In a recent presentation, Rockwell forecast earnings per share of 6,5c (US) in the year to next February, rising to 9,5c, 11c and 12,5c in the following three years. The mix of currencies is confusing, but 9,5c (US) equates to about 75c (SA), while 36c (C$) is around 267c (SA). So that puts the bid on a forward earnings multiple of just 3,6.

Meanwhile, just who or what is Pala? Ironically, it’s Rockwell’s biggest shareholder, with a most recently disclosed stake of around 15%. It calls itself a long-term investment company focused on the mining and natural resources sector, with funds under management of about US$2bn. It provides “tailored investment solutions”. The top group company is based in that well-known financial centre Zug, in Switzerland, and judging by their names, its management is a pretty cosmopolitan bunch.

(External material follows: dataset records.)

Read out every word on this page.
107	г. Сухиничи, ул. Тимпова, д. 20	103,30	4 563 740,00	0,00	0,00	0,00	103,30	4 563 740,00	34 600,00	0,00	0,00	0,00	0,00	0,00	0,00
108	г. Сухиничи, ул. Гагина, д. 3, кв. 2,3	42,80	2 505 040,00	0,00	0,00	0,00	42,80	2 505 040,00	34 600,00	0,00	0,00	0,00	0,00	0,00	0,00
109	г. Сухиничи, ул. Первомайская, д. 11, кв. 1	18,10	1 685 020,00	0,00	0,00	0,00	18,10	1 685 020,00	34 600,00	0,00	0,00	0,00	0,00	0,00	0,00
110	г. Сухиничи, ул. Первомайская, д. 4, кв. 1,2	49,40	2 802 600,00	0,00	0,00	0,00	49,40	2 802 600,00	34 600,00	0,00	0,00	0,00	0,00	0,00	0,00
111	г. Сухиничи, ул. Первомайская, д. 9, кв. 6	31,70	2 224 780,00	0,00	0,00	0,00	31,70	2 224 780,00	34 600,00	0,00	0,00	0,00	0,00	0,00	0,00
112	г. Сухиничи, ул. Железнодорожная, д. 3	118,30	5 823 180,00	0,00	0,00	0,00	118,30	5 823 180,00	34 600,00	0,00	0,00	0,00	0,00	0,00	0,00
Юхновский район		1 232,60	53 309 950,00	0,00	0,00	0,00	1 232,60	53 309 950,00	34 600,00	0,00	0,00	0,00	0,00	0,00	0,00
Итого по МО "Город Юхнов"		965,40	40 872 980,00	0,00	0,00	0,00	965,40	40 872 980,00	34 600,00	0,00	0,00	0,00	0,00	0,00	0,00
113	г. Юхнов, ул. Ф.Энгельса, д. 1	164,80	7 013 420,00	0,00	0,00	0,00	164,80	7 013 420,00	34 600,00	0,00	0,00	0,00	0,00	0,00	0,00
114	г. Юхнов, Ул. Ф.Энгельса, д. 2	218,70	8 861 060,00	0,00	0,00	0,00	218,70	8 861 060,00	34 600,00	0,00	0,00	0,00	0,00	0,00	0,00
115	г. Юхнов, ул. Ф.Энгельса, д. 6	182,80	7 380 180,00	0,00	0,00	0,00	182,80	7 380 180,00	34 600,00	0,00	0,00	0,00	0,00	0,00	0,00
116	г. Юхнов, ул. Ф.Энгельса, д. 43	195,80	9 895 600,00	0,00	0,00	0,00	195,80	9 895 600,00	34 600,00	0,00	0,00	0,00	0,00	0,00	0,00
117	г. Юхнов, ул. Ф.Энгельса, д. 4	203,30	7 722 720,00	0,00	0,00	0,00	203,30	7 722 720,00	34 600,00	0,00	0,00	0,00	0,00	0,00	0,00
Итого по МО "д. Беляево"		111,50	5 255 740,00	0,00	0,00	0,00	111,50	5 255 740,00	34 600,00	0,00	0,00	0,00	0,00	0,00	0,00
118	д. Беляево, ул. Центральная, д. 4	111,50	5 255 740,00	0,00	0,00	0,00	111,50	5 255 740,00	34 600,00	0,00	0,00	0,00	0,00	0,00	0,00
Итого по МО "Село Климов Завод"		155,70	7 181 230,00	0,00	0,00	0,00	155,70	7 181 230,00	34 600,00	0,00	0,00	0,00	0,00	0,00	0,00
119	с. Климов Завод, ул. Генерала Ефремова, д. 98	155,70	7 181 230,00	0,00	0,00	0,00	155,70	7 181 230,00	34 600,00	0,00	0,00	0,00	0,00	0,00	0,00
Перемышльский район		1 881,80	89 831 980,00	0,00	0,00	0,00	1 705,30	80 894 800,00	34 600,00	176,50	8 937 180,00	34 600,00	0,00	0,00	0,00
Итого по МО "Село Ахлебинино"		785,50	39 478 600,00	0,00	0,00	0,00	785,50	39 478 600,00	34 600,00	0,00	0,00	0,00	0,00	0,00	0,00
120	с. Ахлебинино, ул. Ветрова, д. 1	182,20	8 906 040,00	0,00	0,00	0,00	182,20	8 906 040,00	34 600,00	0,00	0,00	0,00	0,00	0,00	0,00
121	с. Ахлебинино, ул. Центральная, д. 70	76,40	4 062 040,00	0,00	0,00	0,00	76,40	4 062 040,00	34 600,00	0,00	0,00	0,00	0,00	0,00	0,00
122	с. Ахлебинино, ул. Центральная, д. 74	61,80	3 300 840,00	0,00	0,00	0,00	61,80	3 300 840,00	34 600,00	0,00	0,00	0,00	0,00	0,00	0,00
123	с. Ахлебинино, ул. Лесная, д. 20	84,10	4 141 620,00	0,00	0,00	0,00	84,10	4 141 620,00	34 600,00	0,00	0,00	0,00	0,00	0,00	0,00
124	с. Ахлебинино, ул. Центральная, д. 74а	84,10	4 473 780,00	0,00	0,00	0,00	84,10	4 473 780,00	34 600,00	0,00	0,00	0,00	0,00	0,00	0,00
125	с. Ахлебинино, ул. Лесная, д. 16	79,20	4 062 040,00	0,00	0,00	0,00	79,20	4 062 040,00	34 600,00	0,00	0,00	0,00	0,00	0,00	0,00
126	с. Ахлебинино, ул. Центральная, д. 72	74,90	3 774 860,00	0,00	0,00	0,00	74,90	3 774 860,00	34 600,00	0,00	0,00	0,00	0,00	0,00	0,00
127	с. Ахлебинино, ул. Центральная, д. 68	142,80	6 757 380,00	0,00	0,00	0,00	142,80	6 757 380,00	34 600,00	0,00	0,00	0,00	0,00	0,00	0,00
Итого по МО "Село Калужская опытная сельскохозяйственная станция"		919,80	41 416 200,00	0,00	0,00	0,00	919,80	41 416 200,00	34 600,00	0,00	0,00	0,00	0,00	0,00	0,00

Its shareholders aren’t disclosed and this goes for the bulk of its investment portfolio, apart from a couple of minor holdings. So just what it can bring to the party – considering that Rockwell’s management has made a pretty good fist of building up production – is unclear.
The bid is conditional on a two-thirds acceptance, including at least 50% from so-called independent shareholders, and will close on 10 November. Before that, Rockwell is scheduled to hold its AGM on 15 September (in London, strangely), which could be a lively event, and to release its interim report on or about 22 October.
Why do I have reservations? Not least because Pala is treating Rockwell’s South Africa shareholders with total contempt. The full-page short-form announcement of the offer (which, bizarrely, is headed in capital letters an OFFER TO PURCHASE FOR CASH but also says “This is neither an offer to purchase nor a solicitation of an offer to sell”) doesn’t even give a rand equivalent of its bid price.
Even worse, it rightly urges shareholders to read the offer documents in their entirety, but is only making them available in Toronto. If it wants a friendly reception in South Africa, it must ensure the documents are also readily available here.
And does Pala understand the imperatives of empowerment? There’s no indication of that in its preliminary announcement.
So far the market seems unimpressed. The share price showed no immediate reaction to the bid announcement, despite the fact that even after the recent recovery 267c is still a 33,5% premium to the market – a more meaningful figure than Pala’s claimed 84%.
Hunter Dickinson’s weakness is that it doesn’t seem to have a significant equity stake in Rockwell and, presumably, earns its way from admin and management fees. Whatever the contracts may say, those would obviously be at risk in the event of a change in control, while Hunter Dickinson won’t be able to compensate for that with a major capital profit.
Indeed, most investors in Rockwell, other than those who bought in the recent dip, will probably show a loss if they accept Pala’s offer. That, rather than any intrinsic opportunism, may be the biggest hurdle to the bid’s success.